Sixième volet d’une série à travers laquelle, de mois en mois, Hétéroclite se penche sur le siècle passé… Ce mois-ci : 1969 et les émeutes de Stonewall.
Cela commence par une mort, le 22 juin 1969, celle d’une icône, une actrice et chanteuse au destin si tragique qu’elle était devenue une des divas préférées des gays, et aussi parce qu’elle était celle qui avait chanté Over the Rainbow : Judy Garland. Six jours plus tard, le 28 juin, son cortège funèbre traverse New York au milieu de foules éplorées, parmi lesquelles, bien sûr, nombre d’homosexuel·les.
La légende, longtemps, a voulu que cela commence ainsi, mais les légendes peuvent bien être séduisantes, elles ne reflètent pas pour autant la réalité…
On le sait désormais, cela ne fut guère plus qu’une coïncidence : « Je crois que la mort de Judy Garland a simplement été la goutte d’eau qui a fait déborder le vase », dira plus tard Sylvia Rivera, queen latina et activiste trans qui assista aux funérailles avant de rejoindre le lieu où tout a véritablement débuté ce soir-là : le Stonewall Inn, un bar un peu miteux appartenant à la mafia et situé 51-53 Christopher Street, au cœur de Greenwich Village. A l’intérieur, deux étroites salles se succèdent, où se presse une petite foule de jeunes gays sans le sou tout juste débarqués de leur province oppressive, de travestis noirs et latinos, de trans, quelques lesbiennes aussi. Pour toutes ces marginales et marginaux du rêve américain WASP, souvent rejeté·es des autres bars homos de la ville, le Stonewall est une sorte d’arche de Noé queer. C’est à eux et à elles que l’on doit ce qui s’apprête à arriver et qui va changer nos vies.
«
We Want Freedom »
La nuit s’avance, minuit passe. On boit, on danse, on s’embrasse, autant de choses interdites hors de ces murs pour celles et ceux qu’on n’appelle pas encore LGBT. La police pénètre dans le bar pour une de ces descentes dont elle est familière. Vérifications d’identité. Contrôle que les client·es respectent bien la loi qui interdit de porter plus de deux pièces de vêtement ne correspondant pas à leur genre supposé. Celles et ceux qui contreviennent sont poussé·es vers un panier à salade. C’est presque la routine pour les policiers.
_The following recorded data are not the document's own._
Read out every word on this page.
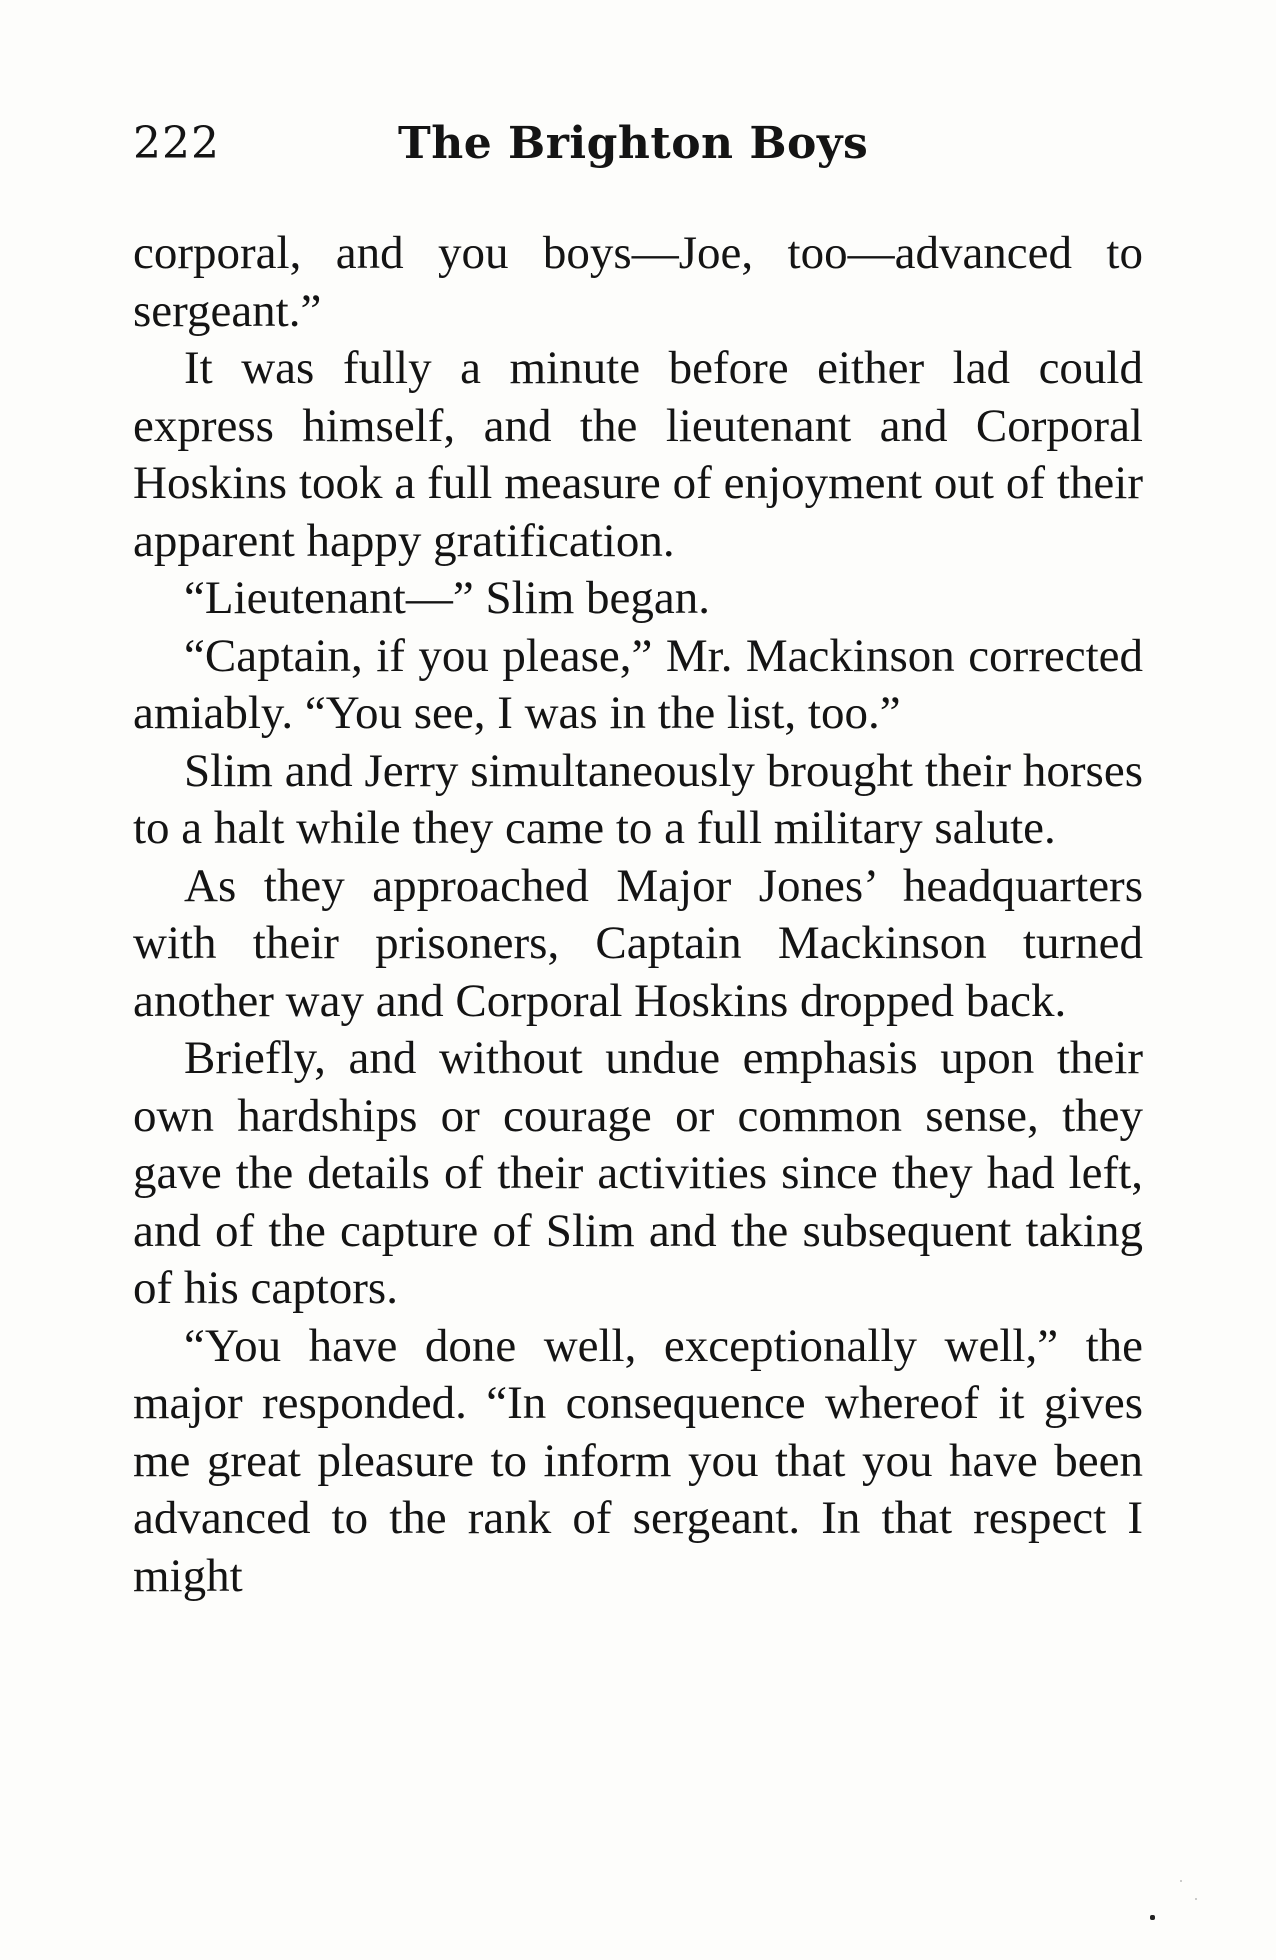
222	The Brighton Boys

corporal, and you boys—Joe, too—advanced to sergeant.”

It was fully a minute before either lad could express himself, and the lieutenant and Corporal Hoskins took a full measure of enjoyment out of their apparent happy gratification.

“Lieutenant—” Slim began.

“Captain, if you please,” Mr. Mackinson corrected amiably. “You see, I was in the list, too.”

Slim and Jerry simultaneously brought their horses to a halt while they came to a full military salute.

As they approached Major Jones’ headquarters with their prisoners, Captain Mackinson turned another way and Corporal Hoskins dropped back.

Briefly, and without undue emphasis upon their own hardships or courage or common sense, they gave the details of their activities since they had left, and of the capture of Slim and the subsequent taking of his captors.

“You have done well, exceptionally well,” the major responded. “In consequence whereof it gives me great pleasure to inform you that you have been advanced to the rank of sergeant. In that respect I might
Et c’est là que tout bascule. Quelques dizaines de personnes sont rassemblées dans la rue devant le Stonewall, homos, lesbiennes, drag queens, trans, qui protestent contre ce que l’on fait subir à leurs ami·es. Peu à peu, la foule grossit. Poussée de force dans une voiture, une lesbienne se débat, s’échappe et hurle « Pourquoi ne faites-vous rien, les mecs ?». C’est comme un signal. Un projectile vole vers les forces de l’ordre, puis une bouteille, d’autres, sous les cris.
Les policiers doivent se barricader dans le bar pour tenter d’endiguer cette colère qui éclate en attendant des renforts. Dehors, le bruit de l’émeute s’est répandu et ils et elles sont de plus en plus nombreux·ses. Lorsque d’autres véhicules de police débarquent, les manifestant·es leur barrent le passage en chantant, en dansant, en lançant des « Gay Power », des « Fag Power », des « We Want Freedom », dans une série d’affrontements violents et pourtant joyeux.
Cinq nuits durant, interrompues par des rafales de pluie, les émeutes se poursuivent autour du Stonewall Inn.
Ces nuits-là, le mouvement militant LGBT moderne est né.